Program of Thought prompting experiment setup
Datasets
Program of Thought prompting was tested on eight datasets, covering math word problems (MWP) and financial question-answering (QA) tasks. Program of Thought prompting can only be applied on these type of quantitative tasks, rather than free-form tasks like summarization
- Math Word Problem Datasets: GSM8K, AQuA, SVAMP, TabMWP, MultiArith
- Financial QA Datasets: FinQA, ConvFinQA, TATQA
Baselines
Program of Thought prompting was compared against several prompt engineering methods:
- Direct Answer
- Chain of Thought (CoT)
- CoT with External Calculator (CoTcalc)
- CoT with Self-Consistency (CoT-SC)
- PoT with Self-Consistency (PoT-SC)
Models
Various models were tested in the experiments (which happened in October 2023)
- OpenAI Codex (code-davinci-002) API, GPT-3, PaLM, LaMDA, CodeGen (codegen-16B-multi and codegen-16B-mono), CodeT5+, XGen
Specifically, a temperature of 0.4 and K=40 were used throughout the experiments for self-consistency decoding.
Program of Thought experiment results
The researchers tested CoT against Program of Thought prompting in various ways. The first test we'll look at is how the methods performed when including the addition of another prompt engineering method, self-consistency (SC). Self-Consistency prompting involves the model producing multiple outputs and selecting the most consistent one. For more information, check out our rundown on self-consistency prompting here.
Program of Thought prompting + SC outperforms CoT + SC (which was state-of-the-art at the time) by an average of 10%.
Next, we’ll look at how few-shot Program of Thought prompting performed. Below is an example of how few-shot Program of Thought works compared to zero-shot.
We’ll start with the few-shot Program of Thought experiment results.
- On average, Program of Thought prompting outperforms CoT by ~8% on the math datasets and 15% on the financial datasets
- In the financial QnA dataset (FinQA), Program of Thought prompting outperforms CoT by almost 20%. This dataset deals with large numbers (in the millions), which led to many miscalculations when using CoT.

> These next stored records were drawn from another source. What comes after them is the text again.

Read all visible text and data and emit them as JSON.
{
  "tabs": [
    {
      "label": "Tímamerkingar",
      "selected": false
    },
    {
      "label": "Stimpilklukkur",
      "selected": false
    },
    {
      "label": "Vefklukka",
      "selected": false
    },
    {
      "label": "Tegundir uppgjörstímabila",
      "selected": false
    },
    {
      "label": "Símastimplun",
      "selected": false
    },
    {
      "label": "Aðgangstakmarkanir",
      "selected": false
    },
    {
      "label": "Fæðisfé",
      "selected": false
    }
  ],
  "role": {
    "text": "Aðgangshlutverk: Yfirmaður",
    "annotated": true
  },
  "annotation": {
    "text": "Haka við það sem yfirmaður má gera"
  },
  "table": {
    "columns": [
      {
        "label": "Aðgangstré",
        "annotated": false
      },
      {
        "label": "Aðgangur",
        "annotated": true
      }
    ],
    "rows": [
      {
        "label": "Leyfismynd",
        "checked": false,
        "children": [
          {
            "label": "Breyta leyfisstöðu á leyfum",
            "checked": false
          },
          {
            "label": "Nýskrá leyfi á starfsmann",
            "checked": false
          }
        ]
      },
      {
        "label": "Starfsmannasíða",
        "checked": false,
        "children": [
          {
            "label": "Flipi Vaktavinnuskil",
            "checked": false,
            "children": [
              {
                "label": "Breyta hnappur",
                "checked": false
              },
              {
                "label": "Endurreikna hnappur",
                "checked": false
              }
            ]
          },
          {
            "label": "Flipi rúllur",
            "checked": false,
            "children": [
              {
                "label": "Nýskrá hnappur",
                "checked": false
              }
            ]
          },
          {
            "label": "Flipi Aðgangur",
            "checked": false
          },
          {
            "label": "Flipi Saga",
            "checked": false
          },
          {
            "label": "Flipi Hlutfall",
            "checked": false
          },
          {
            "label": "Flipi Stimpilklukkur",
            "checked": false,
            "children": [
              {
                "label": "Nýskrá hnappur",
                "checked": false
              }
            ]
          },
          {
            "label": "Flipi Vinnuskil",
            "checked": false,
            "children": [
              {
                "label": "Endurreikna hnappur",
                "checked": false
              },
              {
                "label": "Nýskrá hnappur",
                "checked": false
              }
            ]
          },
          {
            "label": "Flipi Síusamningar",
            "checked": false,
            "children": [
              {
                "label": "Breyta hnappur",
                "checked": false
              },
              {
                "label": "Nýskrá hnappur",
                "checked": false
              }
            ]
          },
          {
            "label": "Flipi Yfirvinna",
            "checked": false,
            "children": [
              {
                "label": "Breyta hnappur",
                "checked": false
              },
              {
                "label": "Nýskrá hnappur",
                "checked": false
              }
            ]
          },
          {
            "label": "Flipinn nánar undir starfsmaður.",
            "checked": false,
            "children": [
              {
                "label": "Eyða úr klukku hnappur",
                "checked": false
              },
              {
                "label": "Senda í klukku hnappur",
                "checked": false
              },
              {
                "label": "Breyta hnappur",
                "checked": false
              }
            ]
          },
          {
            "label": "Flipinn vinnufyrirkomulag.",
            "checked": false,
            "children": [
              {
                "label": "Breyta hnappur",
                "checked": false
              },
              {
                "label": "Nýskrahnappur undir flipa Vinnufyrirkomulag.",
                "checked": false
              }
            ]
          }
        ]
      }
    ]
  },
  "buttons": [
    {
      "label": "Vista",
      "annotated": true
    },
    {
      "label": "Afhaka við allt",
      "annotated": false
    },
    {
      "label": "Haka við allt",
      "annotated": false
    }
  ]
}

Now let's check out the zero-shot results.
- On average, Program of Thought outperforms CoT by ~12% on the math datasets
- Occasionally, the LLM would fallback to generating a reasoning chain in comments rather than writing executable code. To combat this, the researchers suppressed the ‘#’ token, which denotes a comment in Python, by applying a small bias (of -2) to decrease the probability of the token appearing
- The margin of improvement of Program of Thought prompting over CoT is even larger on zero-shot prompting compared to few-shot prompting
- On TabMWP, zero-shot Program of Thought (66.5) even outperforms few-shot CoT (63.4)

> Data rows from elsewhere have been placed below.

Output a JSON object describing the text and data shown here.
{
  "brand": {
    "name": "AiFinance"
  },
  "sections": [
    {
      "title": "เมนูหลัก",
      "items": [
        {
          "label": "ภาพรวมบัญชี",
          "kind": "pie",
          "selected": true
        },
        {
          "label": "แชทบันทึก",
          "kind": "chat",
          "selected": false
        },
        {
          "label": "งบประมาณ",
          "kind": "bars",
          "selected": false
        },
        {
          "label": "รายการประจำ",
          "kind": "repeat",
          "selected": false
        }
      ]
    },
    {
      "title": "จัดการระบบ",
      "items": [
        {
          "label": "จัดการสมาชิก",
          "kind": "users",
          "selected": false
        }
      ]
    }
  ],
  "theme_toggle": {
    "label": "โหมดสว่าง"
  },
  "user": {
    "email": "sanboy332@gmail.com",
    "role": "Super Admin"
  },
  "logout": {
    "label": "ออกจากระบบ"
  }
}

Program of Thought prompt template
We extended the prompt used in the zero-shot Program of Thought template to be more robust. You can access the Program of Thought template in PromptHub for free here.
Wrapping up
By decoupling reasoning from computation, Program of Thought reduces errors and improves performance over traditional methods like Chain-of-Thought prompting.
Program of Thought prompting not only enhances the accuracy of LLMs but also expands their capabilities in solving more intricate problems.
This approach underscores the potential of extending this method of combining natural language processing with programmatic execution to achieve better results when prompt engineering with LLMs.